Green and his collaborators have a strong comedy pedigree, which they also use to make Halloween their own. (Green directed Pineapple Express and several episodes of Eastbound and Down, and McBride starred in both.) They use humor to endear us to minor characters before they meet their grisly ends as Myers’s victims, giving them small moments of humanity before they’re impaled on a fence or their severed head is hollowed out and used as a jack-o-lantern. Aside from being genuinely, relentlessly funny, these moments of comic relief manage to make you emotionally invested in people who might otherwise simply be used to tick up the killer’s body count.

Halloween also shines when it pays homage to Carpenter’s vision and other beloved horror films of the ‘70s and ‘80s. The film seamlessly references several hallmarks of the 1978 original without disruptively cracking the fourth wall or feeling like a cheap nostalgia ploy. Who else but true Carpenter heads would know that mentions of “The Babysitter Murders,” as Myers’s late ‘70s killings are called in the new movie, are actually a nod at the screenwriters’ original title for the first Halloween script? Original Myers victim and all-around ‘70s scream queen P.J. Soles also gets a small cameo, a fact I didn’t realize until her name popped up in the credits. There’s a shot replicated from the 1978 film that provoked sustained applause in the screening I attended. And eagle-eyed fans identified subtle nods to original set pieces in early promotional stills.

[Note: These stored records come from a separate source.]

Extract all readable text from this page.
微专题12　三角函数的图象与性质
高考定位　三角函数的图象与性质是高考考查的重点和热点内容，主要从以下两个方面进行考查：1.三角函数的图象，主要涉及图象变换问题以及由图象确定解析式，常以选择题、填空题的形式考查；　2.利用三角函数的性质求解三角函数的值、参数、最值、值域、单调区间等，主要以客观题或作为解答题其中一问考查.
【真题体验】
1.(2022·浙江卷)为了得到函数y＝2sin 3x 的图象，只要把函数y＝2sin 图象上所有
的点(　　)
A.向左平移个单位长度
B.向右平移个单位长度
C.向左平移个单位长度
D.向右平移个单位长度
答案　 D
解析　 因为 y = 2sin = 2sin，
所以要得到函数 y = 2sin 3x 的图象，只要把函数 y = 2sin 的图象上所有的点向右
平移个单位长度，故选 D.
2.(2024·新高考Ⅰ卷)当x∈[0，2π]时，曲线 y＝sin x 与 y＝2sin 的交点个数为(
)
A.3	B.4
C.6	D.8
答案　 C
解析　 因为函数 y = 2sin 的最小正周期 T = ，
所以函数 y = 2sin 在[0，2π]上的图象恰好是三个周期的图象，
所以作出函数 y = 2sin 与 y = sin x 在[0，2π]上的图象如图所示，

There are also callbacks to other Carpenter films, and those of his contemporaries. The shocking death of a one character—who skews a little younger than the average pre-college slasher victim—is evocative of a similar child killing in Carpenter’s Assault on Precinct 13. A jack-o-lantern mask worn by a small trick-or-treater could be a nod to the masks that serve as a conduit for a supernatural mass murder plot in the Michael Myers-free Halloween III: Season of the Witch. Outside of the extended Carpenter universe, Sheriff Barker makes a nod to Jaws villain Mayor Vaughn when he muses on the absurdity of cancelling Halloween just because one pesky serial killer is loose among the denizens of a small Illinois suburb. (Like a shark, Myers’s bloodlust seems more like a biological imperative than carefully considered behavior.) Laurie’s weaponized abode might make you think of another final girl, Nancy Thompson of Nightmare on Elm Street, who also sets traps around her home. And Green saves the biggest nod to classic slasher flicks for the end, when he buttons Halloween with an image lifted wholesale from one the genre’s most innovative films.

These familiar hallmarks ensure that Halloween remains true to the spirit of the original while addressing subject matter that is strikingly contemporary: the story of one woman who fights to free herself and her family from the tyranny of one man, as allegory for the struggle of all women to free themselves from the tyranny of men.